Inside Intel’s Silicon Photonics Labs

In my first blog, I have already explained to you what “Silicon Photonics” is all about. You may be curious about what Intel scientists were doing in Silicon Photonics research and how hybrid silicon laser recently announced by Intel and UCSB, for example, will impact on the future computing industry. If so, please watch the video below.

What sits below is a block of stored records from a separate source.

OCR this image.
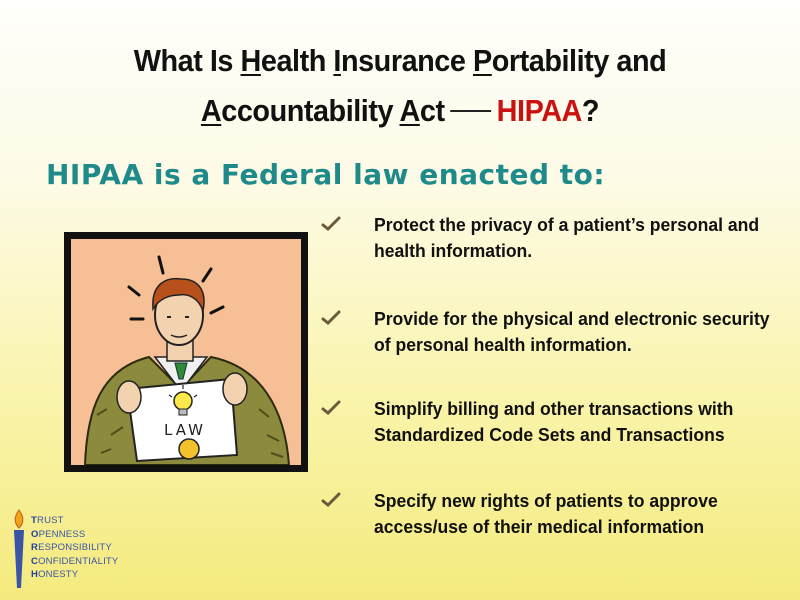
What Is Health Insurance Portability and
Accountability Act HIPAA?
HIPAA is a Federal law enacted to:
LAW
Protect the privacy of a patient’s personal and health information.
Provide for the physical and electronic security of personal health information.
Simplify billing and other transactions with Standardized Code Sets and Transactions
Specify new rights of patients to approve access/use of their medical information
TRUST
OPENNESS
RESPONSIBILITY
CONFIDENTIALITY
HONESTY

In this 5-min video, Dr. Mario Paniccia, Intel Fellow and Director of Photonics Technology Lab, will walk with you through Intel’s photonics labs and describe Intel’s silicon photonics research activities, key accomplishments, as well as the potential applications.

Ansheng

3 Responses to Inside Intel’s Silicon Photonics Labs

  1. Lord Volton says:

    Loved it!
    The whole “voyeur” cam was interesting too.
    It would be nice if there was a location where the video segments could be watched sequentially to see firsthand the advancements he’s talking about.
    Nice work.

  2. Mihai says:

    Today, the vision of new silicon cpu architecture is to make small transistors and multicore processors but the heat disipation is not helped at all. There is one thing who never changed until now, and this is the core
    dimensions. Why is that? You will say -the answer is simple because the technology got smaller. Let see what’s happen in the processors. The heat made by hundreads of transistors in the early 60′ now is bringed
    to the same surface by millions of transitors. Beside the efect trasistor leakage who make
    the cpu temperature rise and the load of procesor, the heat concentration of today processors make us wonder.. untill when we can use the fans for cpu’s?. Now let see bigger, imagine those small transistors with large spaces between them, the heat power is not in the focal point and destruction of silicone is not possible anymore. Imagine a cpu like a large papper sticked with an aluminium radiator, without the fans and with a low temperature. This would change the world of peoples who need to work eight, ten hours
    in front of computers, five days a week. This technology can be extented to all hardware devices who use transitors.